To find the closest reference genomes, we will align the SARS-CoV-2 sequence to each candidate coronavirus genome. The virus genomes with the highest alignment scores will be our most closely-related viruses.

Notice that computing an alignment between two sequences of length $N$ and $M$ requires the computation of a dynamic programming table with $N \cdot M$ entries. The size of this matrix is sufficiently small for short sequences. But even the short genomes, like viral genomes, are generally too long for this approach. Instead of computing similarities from the entire genomes, we will only focus on the spike protein sequence. In general, we would prefer to align the whole nucleotide sequences, but for this assignment, considering only a spike protein will be sufficient. The spike protein is also one of the essential parts of any coronavirus, as it is the one that grants the virus entry to host cells. 

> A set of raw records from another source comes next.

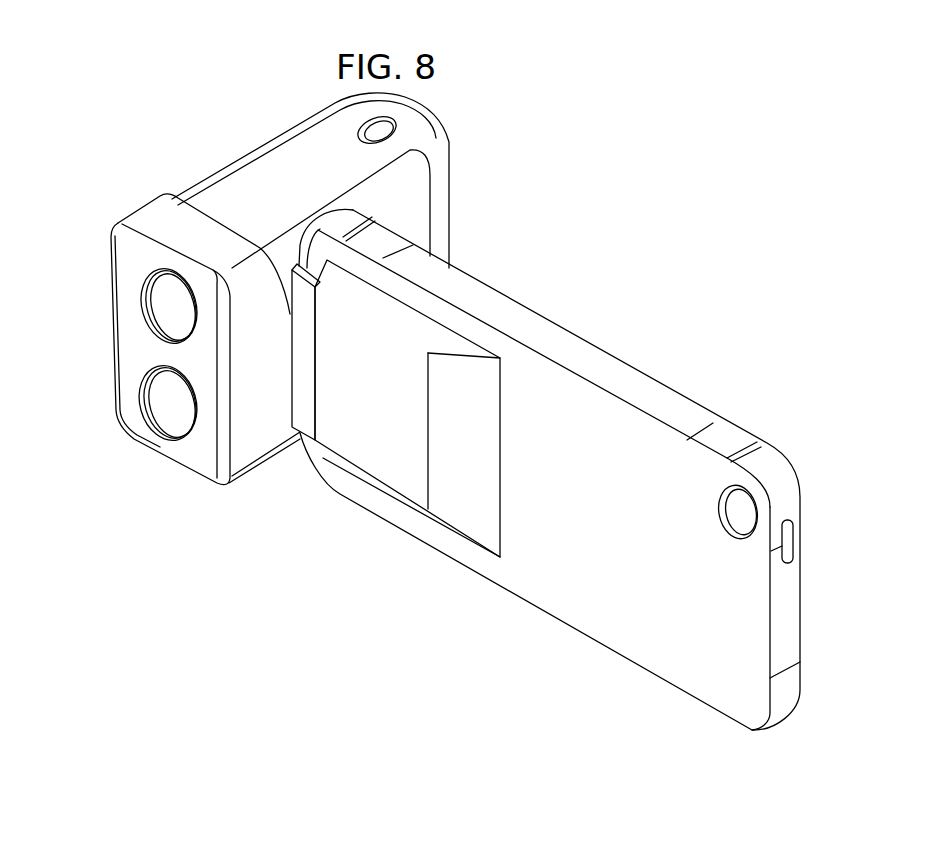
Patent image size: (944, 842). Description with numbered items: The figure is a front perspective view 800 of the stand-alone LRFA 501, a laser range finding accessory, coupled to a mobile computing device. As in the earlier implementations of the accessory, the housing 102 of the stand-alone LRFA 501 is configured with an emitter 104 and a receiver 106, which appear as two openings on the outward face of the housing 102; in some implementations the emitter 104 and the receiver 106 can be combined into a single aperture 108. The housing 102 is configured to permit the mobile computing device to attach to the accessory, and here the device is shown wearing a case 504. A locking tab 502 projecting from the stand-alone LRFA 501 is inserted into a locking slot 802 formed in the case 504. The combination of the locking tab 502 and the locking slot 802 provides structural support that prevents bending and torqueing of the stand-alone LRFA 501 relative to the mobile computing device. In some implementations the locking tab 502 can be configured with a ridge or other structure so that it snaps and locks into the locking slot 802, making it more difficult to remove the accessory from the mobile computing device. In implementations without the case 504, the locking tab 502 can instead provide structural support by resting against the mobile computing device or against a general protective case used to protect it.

The housing 102 is at (442, 207).
The stand-alone LRFA 501 is at (267, 183).
The emitter 104 is at (162, 300).
The receiver 106 is at (162, 395).
The case 504 is at (636, 378).
The front perspective view 800 is at (647, 209).
The aperture 108 is at (730, 505).
The locking tab 502 is at (302, 371).
The locking slot 802 is at (377, 458).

Considering spike proteins alone reduces the sequence lengths from ~30k (entire virus) to around 1.3k (spike protein). Nevertheless, do your best to write fast, efficient Python code. On the laptop of your teaching assistants, each `global_alignment` call on 1.3k long protein sequences takes around 30 to 60 seconds. We have to calculate 20 comparisons, which takes roughly 10 to 20 minutes.

In [4]:
accession_codes = {
    # 6 known human coronaviruses
    "Human-SARS": "NC_004718",
    "Human-MERS": "NC_019843",
    "Human-HCoV-OC43": "NC_006213",
    "Human-HCoV-229E": "NC_002645",
    "Human-HCoV-NL63": "NC_005831",
    "Human-HCoV-HKU1": "NC_006577",
    
    # Bat
    "Bat-CoV MOP1": "EU420138",
    "Bat-CoV HKU8": "NC_010438",
    "Bat-CoV HKU2": "NC_009988",
    "Bat-CoV HKU5": "NC_009020",
    "Bat-CoV RaTG13": "MN996532",
    "Bat-CoV-ENT": "NC_003045",
    
    # Other animals
    "Hedgehog-CoV 2012-174/GER/2012": "NC_039207",
    "Pangolin-CoV MP789": "MT121216",
    "Rabbit-CoV HKU14": "NC_017083",
    "Duck-CoV isolate DK/GD/27/2014": "NC_048214",
    "Feline infectious peritonitis virus": "NC_002306",  # cat
    "Giraffe-CoV US/OH3/2003": "EF424623",
    "Murine-CoV MHV/BHKR_lab/USA/icA59_L94P/2012": "KF268338",  # mouse
    "Equine-CoV Obihiro12-2": "LC061274",  # horse
}

Above is the list of coronaviruses and their corresponding NCBI accession codes that we will consider in this assignment. As in the first assignment, you can find the SARS-CoV-2 sequence in `data/SARS-CoV-2.fa`. This time, we will use the FASTA format to familiarize ourselves with the sequence file formats used in bioinformatics. You can easily read FASTA files using the `SeqIO.read` function from `biopython`.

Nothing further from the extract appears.